LC-MS-Based Untargeted Metabolic Profiling in Plasma Following Dapagliflozin Administration in Healthy Volunteers.

Abstract

Dapagliflozin, a sodium-glucose cotransporter 2 inhibitor, treats type 2 diabetes by blocking renal glucose reabsorption and promoting urinary glucose excretion. This mechanism lowers blood glucose concentrations independently of insulin. The resulting caloric loss also contributes to weight reduction. Although these effects are well documented in patients with diabetes, their magnitude and underlying mechanisms in healthy individuals remain poorly understood.

Background/objectives: We investigated metabolic alterations after a single 10 mg dose of dapagliflozin in healthy adults with normal body-mass indices (BMIs) using untargeted metabolomics.

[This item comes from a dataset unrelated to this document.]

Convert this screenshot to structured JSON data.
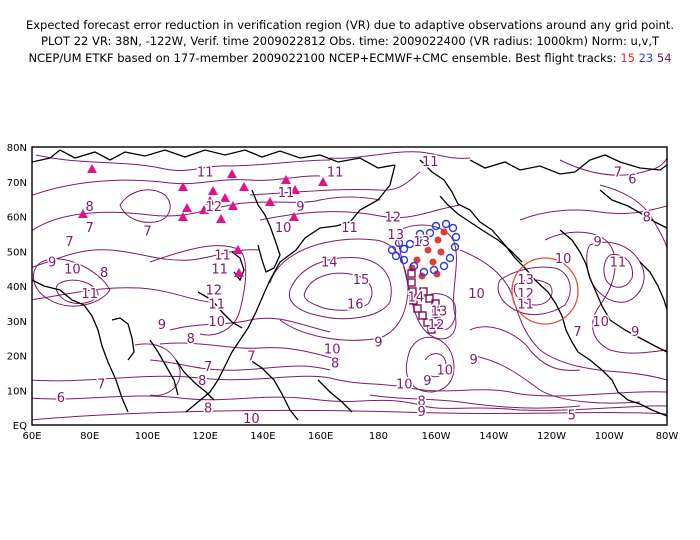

Methods: Thirteen healthy volunteers completed this study. Plasma was collected before and 24 h after dosing. Untargeted metabolic profiling was performed with ultra-high-performance liquid chromatography-quadrupole time-of-flight/mass spectrometry.

Results: Twenty-five endogenous metabolites were annotated; ten were putatively identified. Eight metabolites increased significantly, whereas two decreased. Up-regulated metabolites included phosphatidylcholine (PC) species (PC O-36:5, PC 36:3), phosphatidylserine (PS) species (PS 40:2, PS 40:3, PS 36:1, PS 40:4), lysophosphatidylserine 22:1, and uridine. Dehydroepiandrosterone sulfate and bilirubin were down-regulated. According to the Human Metabolome Database, these metabolites participate in glycerophospholipid, branched-chain amino acid, pyrimidine, and steroid-hormone metabolism.

Conclusions: Dapagliflozin may affect pathways related to energy metabolism and homeostasis beyond glucose regulation. These data provide a reference for future investigations into energy balance and metabolic flexibility in metabolic disorders.